Buy now, thank me later
Anders Bylund (TTM Technologies): One of the world's leading makers of printed circuit boards (PCBs) is a tempting buy right now.
Share prices have plunged 33% over the past three months, centered around weak revenue guidance for the fourth quarter. TTM's industrial, networking equipment, and automotive clients are steaming ahead with rising PCB orders and solid guidance of their own, but the smartphone sector is lagging behind its usual pre-holiday surge.
Investors ran for cover when that tidbit was announced, dropping TTM's share prices as much as 17% lower the next day.
However, TTM's management provided a fairly clear explanation of what's going on behind that modest sales guidance, and I think it all makes sense.
First, this year's collection of flagship smartphones was announced a bit earlier than usual. That's why TTM's third quarter crushed Wall Street's sales targets, having received some of the business usually reserved for the next period a few weeks earlier.
Second, smartphone demand is running low in China and South Korea.
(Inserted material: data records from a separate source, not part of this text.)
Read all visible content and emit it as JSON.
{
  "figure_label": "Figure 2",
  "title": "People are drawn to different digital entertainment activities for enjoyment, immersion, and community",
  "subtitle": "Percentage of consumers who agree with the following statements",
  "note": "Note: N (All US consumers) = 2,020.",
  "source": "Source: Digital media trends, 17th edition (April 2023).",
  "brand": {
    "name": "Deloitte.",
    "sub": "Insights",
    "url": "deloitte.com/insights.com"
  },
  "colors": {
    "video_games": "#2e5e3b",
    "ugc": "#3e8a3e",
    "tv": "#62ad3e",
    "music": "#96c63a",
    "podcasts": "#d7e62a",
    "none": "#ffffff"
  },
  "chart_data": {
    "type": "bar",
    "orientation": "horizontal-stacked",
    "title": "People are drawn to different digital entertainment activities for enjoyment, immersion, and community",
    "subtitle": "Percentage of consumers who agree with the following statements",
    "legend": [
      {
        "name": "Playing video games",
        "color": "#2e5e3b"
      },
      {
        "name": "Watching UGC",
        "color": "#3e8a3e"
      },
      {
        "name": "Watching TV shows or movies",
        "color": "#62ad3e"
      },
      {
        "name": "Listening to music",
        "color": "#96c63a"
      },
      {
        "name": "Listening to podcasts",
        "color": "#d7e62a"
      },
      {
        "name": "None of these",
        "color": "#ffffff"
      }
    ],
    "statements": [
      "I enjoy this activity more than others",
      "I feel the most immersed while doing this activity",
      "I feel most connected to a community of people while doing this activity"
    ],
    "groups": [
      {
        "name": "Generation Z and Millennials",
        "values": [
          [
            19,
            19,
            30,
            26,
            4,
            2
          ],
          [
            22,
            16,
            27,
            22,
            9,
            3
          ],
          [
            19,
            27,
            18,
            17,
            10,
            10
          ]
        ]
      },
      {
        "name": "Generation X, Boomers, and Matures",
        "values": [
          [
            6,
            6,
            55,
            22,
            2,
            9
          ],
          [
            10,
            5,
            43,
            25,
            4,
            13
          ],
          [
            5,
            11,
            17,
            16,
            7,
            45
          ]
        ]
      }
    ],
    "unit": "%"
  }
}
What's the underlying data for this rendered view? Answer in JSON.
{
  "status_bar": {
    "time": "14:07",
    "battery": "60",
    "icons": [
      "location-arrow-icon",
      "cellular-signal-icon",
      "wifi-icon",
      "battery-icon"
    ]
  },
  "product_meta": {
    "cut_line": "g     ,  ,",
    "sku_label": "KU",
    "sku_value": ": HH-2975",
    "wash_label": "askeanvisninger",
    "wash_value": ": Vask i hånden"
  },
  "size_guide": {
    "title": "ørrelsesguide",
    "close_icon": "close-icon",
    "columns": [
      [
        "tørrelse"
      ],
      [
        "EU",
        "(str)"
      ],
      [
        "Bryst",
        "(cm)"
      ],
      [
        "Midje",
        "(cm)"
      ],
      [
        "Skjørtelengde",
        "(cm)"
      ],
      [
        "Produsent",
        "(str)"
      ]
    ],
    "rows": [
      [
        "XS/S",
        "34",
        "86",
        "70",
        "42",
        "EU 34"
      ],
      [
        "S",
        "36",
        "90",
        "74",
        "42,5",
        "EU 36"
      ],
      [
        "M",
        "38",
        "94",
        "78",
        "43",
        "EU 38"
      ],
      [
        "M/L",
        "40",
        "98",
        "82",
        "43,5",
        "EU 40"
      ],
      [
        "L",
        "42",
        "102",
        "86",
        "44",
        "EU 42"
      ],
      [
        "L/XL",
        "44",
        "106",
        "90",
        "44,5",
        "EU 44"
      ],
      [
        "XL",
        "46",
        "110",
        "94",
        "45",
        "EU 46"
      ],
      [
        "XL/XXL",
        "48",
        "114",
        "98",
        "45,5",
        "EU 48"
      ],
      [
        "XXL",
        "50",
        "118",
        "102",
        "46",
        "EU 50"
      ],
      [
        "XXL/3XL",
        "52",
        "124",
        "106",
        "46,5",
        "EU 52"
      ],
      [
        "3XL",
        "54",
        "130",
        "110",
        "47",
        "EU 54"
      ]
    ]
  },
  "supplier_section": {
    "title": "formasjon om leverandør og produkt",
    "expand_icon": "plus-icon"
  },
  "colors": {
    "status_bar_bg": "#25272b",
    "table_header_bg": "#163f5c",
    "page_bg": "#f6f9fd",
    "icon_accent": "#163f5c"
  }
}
The Chinese weakness is probably tied to worries about the ongoing trade war with America, while many Koreans appear to be holding off on smartphone upgrades until the latest and greatest handsets start showing up with support for 5G wireless standards.
So let's say the trade war ends in a year or two, and Koreans spin up plenty of 5G-ready smartphones once that technology becomes widely available. I don't think it's unreasonable to assume that both of these positive trigger events will happen in 2019, and at the very least no later than 2020. At that point, I think you'll be more than happy to look back at the time you bought TTM shares at the deepest discounts that stock had seen in several years -- and that would be right here, right now:
The company that keeps on giving
Chris Neiger (Apple): Some investors weren't impressed with the fourth-quarter results Apple released at the end of October, but I think they're missing the bigger picture of Apple's phenomenal fiscal 2018 results.
The iPhone maker brought in $266 billion in sales for the full year, a 16% increase year over year. As impressive as that revenue growth is for a company of Apple's size, the company's 29% year-over-year jump in earnings per share is even better. That jump was fueled, in part, by $73 billion in share repurchases through the year -- showing that Apple knows not only how to sell devices but also to bring more shareholder value.
For the skeptics out there, who might point out that Apple's iPhone sales were flat year over year in the fourth quarter, I'd say to check the device's revenue numbers. iPhone brought in $167 billion in fiscal 2018, up 18% year over year, thanks to the popularity -- and higher price tag -- of the iPhone X. The device, followed by the new XR and XS, has proved that Apple can command higher price tags for its flagship device and reap the benefits.
If that's enough to get investors excited about Apple again, then consider that the company earned $37 billion from its fast-growing services segment, up 24% from last year. Apple's only recently begun focusing more of its attention on services, and it's likely that the company is still just getting started in this space.
For investors looking for a great tech stock that continues to deliver huge gains for its shareholders -- Apple's stock is up 18% over the past 12 months -- this tech giant is still a great bet.
The bottom line
We can't guarantee that these three tech stocks will go on to deliver outsize returns. But for investors willing to bet that the challenges for Universal Display and TTM Technology are both near-term in nature, and for those who can recognize Apple's immense earnings power, generous capital returns, and its ongoing shift to higher-margin services, we think buying them now will yield more than satisfactory results in the coming years.